EsraaElelimy · December 19, 2020, 9:22am

Hi,
I am not sure if it’s too late to answer this but I came across this implementation for ppo with lstm : https://github.com/seungeunrho/minimalRL/blob/master/ppo-lstm.py
and the code is quite simple and easy to follow.
Hope it helps.

leckofunny · April 29, 2021, 8:24am

Hi @granth_jain
did you find a suitable implementation.

Unfortunately, the one proposed before is not really a good choice. It uses truncated bptt of sequence length 1. The CartPole environment is not a good environment to test if the recurrent policy is working even if you mask out the velocities of the agent’s observation space.

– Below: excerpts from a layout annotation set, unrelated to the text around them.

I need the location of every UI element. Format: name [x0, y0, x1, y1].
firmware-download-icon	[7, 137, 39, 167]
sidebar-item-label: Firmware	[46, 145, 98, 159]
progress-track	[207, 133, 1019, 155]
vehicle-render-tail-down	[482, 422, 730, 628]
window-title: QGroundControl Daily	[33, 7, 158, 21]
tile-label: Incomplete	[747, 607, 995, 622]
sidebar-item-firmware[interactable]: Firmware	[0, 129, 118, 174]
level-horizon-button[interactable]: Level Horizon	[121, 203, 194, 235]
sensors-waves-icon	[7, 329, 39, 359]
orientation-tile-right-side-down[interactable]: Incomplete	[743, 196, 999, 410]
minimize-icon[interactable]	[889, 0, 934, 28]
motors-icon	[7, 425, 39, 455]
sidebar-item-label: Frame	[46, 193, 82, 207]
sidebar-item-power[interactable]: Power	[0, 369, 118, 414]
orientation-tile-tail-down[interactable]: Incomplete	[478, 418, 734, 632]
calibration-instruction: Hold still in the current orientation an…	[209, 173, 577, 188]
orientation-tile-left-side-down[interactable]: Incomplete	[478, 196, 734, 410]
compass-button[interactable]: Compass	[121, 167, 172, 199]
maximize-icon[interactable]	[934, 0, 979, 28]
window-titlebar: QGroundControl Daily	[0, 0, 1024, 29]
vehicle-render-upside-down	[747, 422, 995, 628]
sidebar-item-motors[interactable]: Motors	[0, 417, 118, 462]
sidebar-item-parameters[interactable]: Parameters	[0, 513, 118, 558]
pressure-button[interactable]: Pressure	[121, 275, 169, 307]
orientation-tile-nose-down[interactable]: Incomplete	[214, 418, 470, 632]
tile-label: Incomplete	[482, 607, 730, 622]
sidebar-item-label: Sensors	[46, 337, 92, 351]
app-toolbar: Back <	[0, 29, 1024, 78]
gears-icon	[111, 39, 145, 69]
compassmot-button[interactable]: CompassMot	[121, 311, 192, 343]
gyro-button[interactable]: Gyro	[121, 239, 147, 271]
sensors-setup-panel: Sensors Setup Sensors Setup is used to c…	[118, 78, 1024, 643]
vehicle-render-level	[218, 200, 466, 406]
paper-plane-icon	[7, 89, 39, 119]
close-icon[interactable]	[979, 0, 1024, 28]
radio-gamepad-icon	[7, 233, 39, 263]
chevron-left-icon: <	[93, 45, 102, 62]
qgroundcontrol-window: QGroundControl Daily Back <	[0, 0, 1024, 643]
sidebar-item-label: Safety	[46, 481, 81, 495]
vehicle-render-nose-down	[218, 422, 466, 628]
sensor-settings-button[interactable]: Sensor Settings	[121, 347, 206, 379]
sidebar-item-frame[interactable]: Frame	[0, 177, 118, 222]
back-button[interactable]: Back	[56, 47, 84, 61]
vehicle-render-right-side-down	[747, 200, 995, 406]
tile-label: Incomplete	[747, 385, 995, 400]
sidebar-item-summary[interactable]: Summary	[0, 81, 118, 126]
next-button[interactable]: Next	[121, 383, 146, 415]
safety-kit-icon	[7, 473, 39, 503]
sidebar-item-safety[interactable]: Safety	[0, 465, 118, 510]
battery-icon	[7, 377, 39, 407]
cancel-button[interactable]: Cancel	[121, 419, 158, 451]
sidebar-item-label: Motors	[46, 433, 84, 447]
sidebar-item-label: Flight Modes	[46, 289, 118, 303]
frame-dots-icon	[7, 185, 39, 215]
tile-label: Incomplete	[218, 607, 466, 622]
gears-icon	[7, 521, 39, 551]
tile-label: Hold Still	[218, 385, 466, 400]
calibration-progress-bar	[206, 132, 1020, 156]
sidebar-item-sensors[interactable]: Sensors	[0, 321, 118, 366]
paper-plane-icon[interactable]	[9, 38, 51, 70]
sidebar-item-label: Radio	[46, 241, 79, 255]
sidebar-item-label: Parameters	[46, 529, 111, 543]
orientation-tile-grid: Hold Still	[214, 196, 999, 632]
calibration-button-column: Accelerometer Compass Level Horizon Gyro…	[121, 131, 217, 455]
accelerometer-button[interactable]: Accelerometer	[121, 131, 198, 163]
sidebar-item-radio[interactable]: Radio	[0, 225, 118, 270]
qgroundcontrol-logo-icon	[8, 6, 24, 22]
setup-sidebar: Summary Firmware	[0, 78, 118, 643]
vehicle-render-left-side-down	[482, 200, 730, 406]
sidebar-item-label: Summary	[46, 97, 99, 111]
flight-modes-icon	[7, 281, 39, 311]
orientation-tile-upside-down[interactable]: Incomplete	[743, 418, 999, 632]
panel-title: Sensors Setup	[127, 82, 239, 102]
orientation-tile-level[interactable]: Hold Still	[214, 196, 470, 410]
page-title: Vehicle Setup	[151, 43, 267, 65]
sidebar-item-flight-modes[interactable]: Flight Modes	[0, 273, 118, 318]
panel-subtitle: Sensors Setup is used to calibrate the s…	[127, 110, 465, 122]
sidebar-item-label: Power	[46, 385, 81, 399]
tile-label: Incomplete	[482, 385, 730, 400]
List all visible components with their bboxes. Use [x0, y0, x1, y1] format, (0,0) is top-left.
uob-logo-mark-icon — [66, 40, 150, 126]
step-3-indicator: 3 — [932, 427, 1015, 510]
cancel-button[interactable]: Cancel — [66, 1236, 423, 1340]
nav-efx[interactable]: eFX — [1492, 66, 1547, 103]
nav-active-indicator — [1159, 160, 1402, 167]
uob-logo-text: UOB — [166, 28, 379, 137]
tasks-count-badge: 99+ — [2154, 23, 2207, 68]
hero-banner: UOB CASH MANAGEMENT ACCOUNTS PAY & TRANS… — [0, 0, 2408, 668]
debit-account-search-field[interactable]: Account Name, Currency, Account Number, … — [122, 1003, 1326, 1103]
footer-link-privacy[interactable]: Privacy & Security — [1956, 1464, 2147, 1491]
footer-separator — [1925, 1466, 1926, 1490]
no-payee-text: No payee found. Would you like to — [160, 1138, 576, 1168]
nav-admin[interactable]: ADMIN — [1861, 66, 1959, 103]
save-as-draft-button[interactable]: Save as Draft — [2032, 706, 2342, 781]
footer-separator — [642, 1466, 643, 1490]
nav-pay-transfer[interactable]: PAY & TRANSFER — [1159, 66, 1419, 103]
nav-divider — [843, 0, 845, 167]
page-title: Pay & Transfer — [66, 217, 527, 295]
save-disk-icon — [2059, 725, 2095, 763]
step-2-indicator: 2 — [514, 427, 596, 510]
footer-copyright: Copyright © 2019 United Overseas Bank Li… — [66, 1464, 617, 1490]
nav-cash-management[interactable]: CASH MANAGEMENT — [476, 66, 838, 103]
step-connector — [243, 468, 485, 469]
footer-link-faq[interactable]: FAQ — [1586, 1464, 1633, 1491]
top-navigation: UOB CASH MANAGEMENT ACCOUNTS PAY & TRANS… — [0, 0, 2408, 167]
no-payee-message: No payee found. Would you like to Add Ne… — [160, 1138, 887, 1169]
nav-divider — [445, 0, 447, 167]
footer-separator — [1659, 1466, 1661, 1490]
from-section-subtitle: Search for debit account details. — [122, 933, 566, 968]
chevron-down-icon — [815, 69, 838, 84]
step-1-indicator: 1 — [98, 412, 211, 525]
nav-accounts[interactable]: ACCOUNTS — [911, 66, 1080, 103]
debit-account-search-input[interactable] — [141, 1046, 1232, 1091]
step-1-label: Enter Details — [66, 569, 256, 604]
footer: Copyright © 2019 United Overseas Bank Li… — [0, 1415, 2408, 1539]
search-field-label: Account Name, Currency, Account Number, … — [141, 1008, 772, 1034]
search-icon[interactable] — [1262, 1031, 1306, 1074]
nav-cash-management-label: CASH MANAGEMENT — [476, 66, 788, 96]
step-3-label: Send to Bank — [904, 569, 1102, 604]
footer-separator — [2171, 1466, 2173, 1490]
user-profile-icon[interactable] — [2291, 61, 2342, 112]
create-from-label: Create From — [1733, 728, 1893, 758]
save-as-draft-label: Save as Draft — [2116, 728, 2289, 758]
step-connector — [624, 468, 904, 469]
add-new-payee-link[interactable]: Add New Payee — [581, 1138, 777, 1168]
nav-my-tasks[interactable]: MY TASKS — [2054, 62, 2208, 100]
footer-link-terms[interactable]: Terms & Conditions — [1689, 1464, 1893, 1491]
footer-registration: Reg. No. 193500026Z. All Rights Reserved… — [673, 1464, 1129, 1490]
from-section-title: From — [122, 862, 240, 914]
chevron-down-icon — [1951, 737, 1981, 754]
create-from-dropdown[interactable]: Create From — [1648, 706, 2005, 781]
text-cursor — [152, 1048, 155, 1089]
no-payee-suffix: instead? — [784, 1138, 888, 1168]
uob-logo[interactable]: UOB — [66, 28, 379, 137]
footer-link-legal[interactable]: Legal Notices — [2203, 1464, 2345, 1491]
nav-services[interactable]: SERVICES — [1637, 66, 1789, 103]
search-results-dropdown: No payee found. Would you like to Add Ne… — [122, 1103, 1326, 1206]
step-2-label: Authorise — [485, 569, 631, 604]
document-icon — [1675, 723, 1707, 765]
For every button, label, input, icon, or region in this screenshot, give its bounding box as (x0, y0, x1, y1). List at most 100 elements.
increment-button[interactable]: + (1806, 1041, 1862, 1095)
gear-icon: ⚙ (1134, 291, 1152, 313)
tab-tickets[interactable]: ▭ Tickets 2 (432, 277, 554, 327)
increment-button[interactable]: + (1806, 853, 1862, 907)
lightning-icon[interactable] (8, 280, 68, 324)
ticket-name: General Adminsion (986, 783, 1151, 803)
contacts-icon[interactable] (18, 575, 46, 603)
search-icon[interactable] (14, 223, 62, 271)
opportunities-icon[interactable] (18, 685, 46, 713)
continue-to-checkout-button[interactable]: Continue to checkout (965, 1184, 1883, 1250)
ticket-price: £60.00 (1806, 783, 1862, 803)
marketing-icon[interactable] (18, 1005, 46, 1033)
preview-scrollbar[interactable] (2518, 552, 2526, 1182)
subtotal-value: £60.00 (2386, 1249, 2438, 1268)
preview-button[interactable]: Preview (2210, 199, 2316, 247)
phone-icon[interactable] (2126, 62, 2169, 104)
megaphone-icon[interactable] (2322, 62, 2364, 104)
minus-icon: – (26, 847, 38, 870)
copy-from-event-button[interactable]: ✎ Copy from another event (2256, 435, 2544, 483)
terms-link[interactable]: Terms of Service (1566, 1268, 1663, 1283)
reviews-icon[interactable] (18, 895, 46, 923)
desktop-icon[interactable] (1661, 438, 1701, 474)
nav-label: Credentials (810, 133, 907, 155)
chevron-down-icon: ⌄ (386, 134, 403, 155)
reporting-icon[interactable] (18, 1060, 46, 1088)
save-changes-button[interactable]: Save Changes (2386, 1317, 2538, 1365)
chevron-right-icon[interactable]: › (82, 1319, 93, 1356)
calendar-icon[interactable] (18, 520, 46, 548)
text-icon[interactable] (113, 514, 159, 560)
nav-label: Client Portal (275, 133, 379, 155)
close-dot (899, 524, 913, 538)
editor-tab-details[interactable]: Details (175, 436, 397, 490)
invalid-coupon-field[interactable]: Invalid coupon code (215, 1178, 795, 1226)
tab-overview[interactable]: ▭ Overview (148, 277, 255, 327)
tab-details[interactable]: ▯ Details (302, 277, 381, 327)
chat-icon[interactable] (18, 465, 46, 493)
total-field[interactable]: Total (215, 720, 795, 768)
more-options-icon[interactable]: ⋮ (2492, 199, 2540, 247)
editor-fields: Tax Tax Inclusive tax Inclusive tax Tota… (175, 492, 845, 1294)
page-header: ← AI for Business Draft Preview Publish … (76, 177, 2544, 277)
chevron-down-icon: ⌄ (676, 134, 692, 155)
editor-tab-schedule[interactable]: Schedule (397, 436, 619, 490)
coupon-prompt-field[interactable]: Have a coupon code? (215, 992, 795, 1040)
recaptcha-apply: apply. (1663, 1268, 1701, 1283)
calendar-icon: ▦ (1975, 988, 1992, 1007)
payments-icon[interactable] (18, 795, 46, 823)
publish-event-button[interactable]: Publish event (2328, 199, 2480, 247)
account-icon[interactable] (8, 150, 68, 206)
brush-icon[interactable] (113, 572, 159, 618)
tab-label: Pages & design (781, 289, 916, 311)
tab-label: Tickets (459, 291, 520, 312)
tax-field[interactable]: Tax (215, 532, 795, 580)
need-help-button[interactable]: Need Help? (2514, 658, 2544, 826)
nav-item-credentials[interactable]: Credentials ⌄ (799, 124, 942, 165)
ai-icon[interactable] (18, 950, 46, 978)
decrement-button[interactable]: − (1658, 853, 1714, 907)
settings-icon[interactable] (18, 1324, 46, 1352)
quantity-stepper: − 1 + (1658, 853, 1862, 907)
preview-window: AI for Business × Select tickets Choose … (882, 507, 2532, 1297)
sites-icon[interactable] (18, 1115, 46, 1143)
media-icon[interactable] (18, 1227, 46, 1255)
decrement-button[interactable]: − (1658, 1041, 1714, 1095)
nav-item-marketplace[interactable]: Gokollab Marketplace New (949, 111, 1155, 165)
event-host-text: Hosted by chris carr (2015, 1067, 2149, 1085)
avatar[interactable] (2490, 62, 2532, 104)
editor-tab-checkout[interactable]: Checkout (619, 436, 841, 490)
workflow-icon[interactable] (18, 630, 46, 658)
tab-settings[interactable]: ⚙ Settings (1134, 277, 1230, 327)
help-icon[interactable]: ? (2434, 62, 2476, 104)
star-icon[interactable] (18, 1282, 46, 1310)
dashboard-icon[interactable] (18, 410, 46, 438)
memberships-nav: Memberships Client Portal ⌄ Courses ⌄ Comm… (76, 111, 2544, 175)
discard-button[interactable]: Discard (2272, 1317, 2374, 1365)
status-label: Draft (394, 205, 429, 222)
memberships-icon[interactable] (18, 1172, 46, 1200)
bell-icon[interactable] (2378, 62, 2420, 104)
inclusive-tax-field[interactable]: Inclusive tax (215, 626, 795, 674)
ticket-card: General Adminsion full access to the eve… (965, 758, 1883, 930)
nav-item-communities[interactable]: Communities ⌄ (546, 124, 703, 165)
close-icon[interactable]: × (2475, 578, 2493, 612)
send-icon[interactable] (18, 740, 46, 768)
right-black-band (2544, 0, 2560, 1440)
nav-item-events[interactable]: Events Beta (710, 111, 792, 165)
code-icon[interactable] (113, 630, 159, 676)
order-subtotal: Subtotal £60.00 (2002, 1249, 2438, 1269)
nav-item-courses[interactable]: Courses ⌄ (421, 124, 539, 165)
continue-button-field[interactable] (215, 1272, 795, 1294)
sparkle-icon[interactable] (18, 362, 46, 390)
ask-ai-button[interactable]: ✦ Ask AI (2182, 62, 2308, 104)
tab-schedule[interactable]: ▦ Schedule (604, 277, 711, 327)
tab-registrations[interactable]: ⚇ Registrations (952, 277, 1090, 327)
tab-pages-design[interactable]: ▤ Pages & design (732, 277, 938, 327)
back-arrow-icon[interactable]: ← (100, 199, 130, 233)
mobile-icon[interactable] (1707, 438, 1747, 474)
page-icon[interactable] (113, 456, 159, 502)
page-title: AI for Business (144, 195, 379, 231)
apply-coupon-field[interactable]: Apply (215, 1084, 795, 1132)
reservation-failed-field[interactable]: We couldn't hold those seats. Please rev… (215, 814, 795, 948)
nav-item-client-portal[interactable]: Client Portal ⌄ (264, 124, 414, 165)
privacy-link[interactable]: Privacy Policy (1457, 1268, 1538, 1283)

THEKROLL · June 25, 2024, 11:03am

Not exactly the wanted solution but a working (not another cartPole project) LSTM implementation. When you increase the sequence_length we feed the model and provide a more complex rewarding in the step function you can test how the model learns to remember sequences and relations in the past: GitHub - svenkroll/simple_RL-LSTM: A simple demonstration of how to train an LSTM model with Reinforcement Learning using PyTorch

leckofunny · June 25, 2024, 11:57am

Clean baseline repositories

PPO + LSTM (or GRU)

https://github.com/MarcoMeter/recurrent-ppo-truncated-bptt

PPO + Transformer-XL

https://github.com/MarcoMeter/episodic-transformer-memory-ppo

vmoens · June 28, 2024, 7:50am

This is entirely supported in torchrl.
Here’s an example with DQN

github.com

pytorch/rl/blob/1083b35ef9733b2335bd88d587cb282e180267c4/tutorials/sphinx-tutorials/dqn_with_rnn.py#L242


      
          #   However, to respect TorchRL's conventions, this LSTM must have the ``batch_first``
          #   attribute set to ``True`` which is **not** the default in PyTorch. However,
          #   our :class:`~torchrl.modules.LSTMModule` changes this default
          #   behavior, so we're good with a native call.
          #
          #   Also, the LSTM cannot have a ``bidirectional`` attribute set to ``True`` as
          #   this wouldn't be usable in online settings. In this case, the default value
          #   is the correct one.
          #
          
          lstm = LSTMModule(
              input_size=n_cells,
              hidden_size=128,
              device=device,
              in_key="embed",
              out_key="embed",
          )
          
          ######################################################################
          # Let us look at the LSTM Module class, specifically its in and out_keys:
          print("in_keys", lstm.in_keys)

I know some folks have open source code with PPO and LSTM/GRU
You will find real-life examples in this repo for instance: GitHub - Acellera/acegen-open: Language models for drug discovery using torchrl

Happy to provide more context if needed!